Beekman creates customized programs throughout the year and is uniquely positioned to address summer school needs.  Higgins and Maren Holmen, Academic Liaison and Head of The Tutoring School, work with the individualized circumstances of students and their parents, when it comes to course content, subject matter and family schedules.  They know what a valuable role summer school can play in a student’s academic readiness and confidence.

Learning can deteriorate during the summer, as both The National Summer Learning Association, and Harris Cooper, PhD, an expert on the subject, have warned.  Sam Dillon reports in The New York Times that “virtually everyone involved in education agrees that American students need more instruction time.”  Suddenly the long American summer looks like an opportunity to individualize the educational program that your child needs.

Beekman’s small class sizes help instructors attend to each student’s particular strengths or weaknesses, as well as providing a supportive dynamic for the group as a whole.  The Tutoring School offers similar opportunities, while also enabling students to hand-tailor their studies and schedule, working with an experienced instructor either one-on-one or in groups of two or three students.

“With only a small group of students in class with you, it’s really intensive learning with a lot of teacher support,” Higgins confirms.  “These are seasoned Beekman teachers.  They’re all teaching their own subject areas.”  He speaks of the variety of student needs their summer sessions have served: for students in the performing arts; students who had to take time away from classes due to illness or personal matters; foreign students; and students who want to keep their minds active, some in preparation for the looming SAT dates in the fall.  As he sees it, these sessions are “complementing and adding to their summer experience.”

Beekman’s summer session runs four two-hour periods Monday through Thursday, with most students focused on one or two subjects.  This still allows students and their families the chance for long summer weekends.  And yet by working intensively in those two-hour blocks directly with a teacher, a student can make up an entire year’s course that they’ve failed; or they can move ahead.  Auditing offers another option, for students who don’t need the credit hours but want to be on firmer footing when they return to class in the fall.

“It can change their whole demeanor when they go back to school in September,” Higgins explains.  The expression knowledge is power comes to mind; in this case, self-empowerment.  A student who has been struggling or retreated from participation can blossom and gain confidence.

Holmen gives a different example, in which a student’s earlier coursework choices end up having unforeseen consequences: “If you start taking Algebra I in 9th grade, you’re not ready for Calculus your senior year.”  By proactively taking Pre-Calculus during the summer, she explains, “we can prepare them in six weeks for what they were a year off in doing.”

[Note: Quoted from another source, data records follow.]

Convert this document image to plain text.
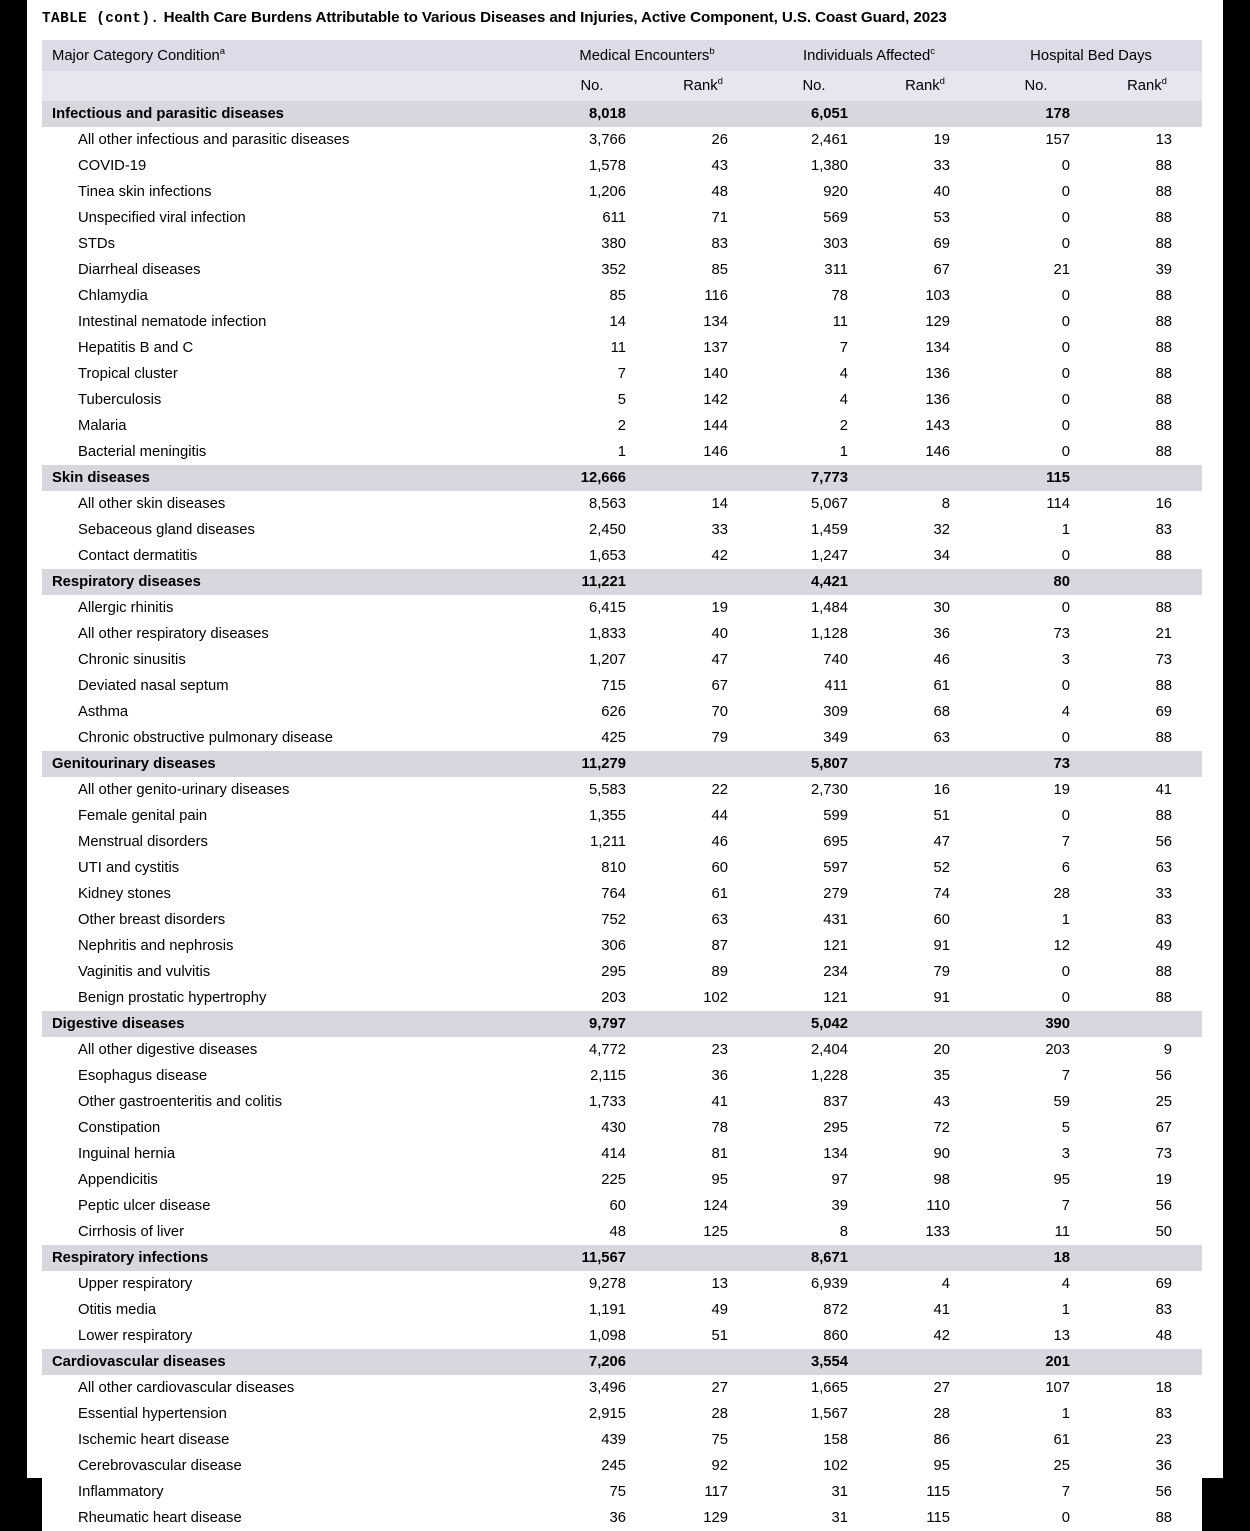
TABLE (cont). Health Care Burdens Attributable to Various Diseases and Injuries, Active Component, U.S. Coast Guard, 2023
Major Category Condition$^a$	Medical Encounters$^b$		Individuals Affected$^c$		Hospital Bed Days	
	No.	Rank$^d$	No.	Rank$^d$	No.	Rank$^d$
Infectious and parasitic diseases	8,018		6,051		178	
All other infectious and parasitic diseases	3,766	26	2,461	19	157	13
COVID-19	1,578	43	1,380	33	0	88
Tinea skin infections	1,206	48	920	40	0	88
Unspecified viral infection	611	71	569	53	0	88
STDs	380	83	303	69	0	88
Diarrheal diseases	352	85	311	67	21	39
Chlamydia	85	116	78	103	0	88
Intestinal nematode infection	14	134	11	129	0	88
Hepatitis B and C	11	137	7	134	0	88
Tropical cluster	7	140	4	136	0	88
Tuberculosis	5	142	4	136	0	88
Malaria	2	144	2	143	0	88
Bacterial meningitis	1	146	1	146	0	88
Skin diseases	12,666		7,773		115	
All other skin diseases	8,563	14	5,067	8	114	16
Sebaceous gland diseases	2,450	33	1,459	32	1	83
Contact dermatitis	1,653	42	1,247	34	0	88
Respiratory diseases	11,221		4,421		80	
Allergic rhinitis	6,415	19	1,484	30	0	88
All other respiratory diseases	1,833	40	1,128	36	73	21
Chronic sinusitis	1,207	47	740	46	3	73
Deviated nasal septum	715	67	411	61	0	88
Asthma	626	70	309	68	4	69
Chronic obstructive pulmonary disease	425	79	349	63	0	88
Genitourinary diseases	11,279		5,807		73	
All other genito-urinary diseases	5,583	22	2,730	16	19	41
Female genital pain	1,355	44	599	51	0	88
Menstrual disorders	1,211	46	695	47	7	56
UTI and cystitis	810	60	597	52	6	63
Kidney stones	764	61	279	74	28	33
Other breast disorders	752	63	431	60	1	83
Nephritis and nephrosis	306	87	121	91	12	49
Vaginitis and vulvitis	295	89	234	79	0	88
Benign prostatic hypertrophy	203	102	121	91	0	88
Digestive diseases	9,797		5,042		390	
All other digestive diseases	4,772	23	2,404	20	203	9
Esophagus disease	2,115	36	1,228	35	7	56
Other gastroenteritis and colitis	1,733	41	837	43	59	25
Constipation	430	78	295	72	5	67
Inguinal hernia	414	81	134	90	3	73
Appendicitis	225	95	97	98	95	19
Peptic ulcer disease	60	124	39	110	7	56
Cirrhosis of liver	48	125	8	133	11	50
Respiratory infections	11,567		8,671		18	
Upper respiratory	9,278	13	6,939	4	4	69
Otitis media	1,191	49	872	41	1	83
Lower respiratory	1,098	51	860	42	13	48
Cardiovascular diseases	7,206		3,554		201	
All other cardiovascular diseases	3,496	27	1,665	27	107	18
Essential hypertension	2,915	28	1,567	28	1	83
Ischemic heart disease	439	75	158	86	61	23
Cerebrovascular disease	245	92	102	95	25	36
Inflammatory	75	117	31	115	7	56
Rheumatic heart disease	36	129	31	115	0	88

Students don’t always fare as well in larger, more standardized summer school settings.  Instructors at The Beekman School and The Tutoring School continuously check in with students to quickly assess when an individual needs more nuanced support or a change in approach.  “We’re all in the trenches together trying to get through all this, which can build a sense of camaraderie,” Holmen says.  At the same time, if a student can’t make it to the school’s venerable townhouse location on East 50th Street, Holmen and her network of subject specialists try to work with the family to make home visits possible, citing examples as far afield as Long Island and Westchester.

Holmen stresses that the mission of The Tutoring School and Beekman—which is to work with each student to fulfill their educational goals and needs—doesn’t change according to the time of year.  “We help students on a schedule, a timetable and a pace that is appropriate to that particular student, whether that happens in January or that happens in July.”

So don’t go canceling that vacation yet.  Year-round learning could be more flexible and personalized than you thought.  Beach and books, here we come.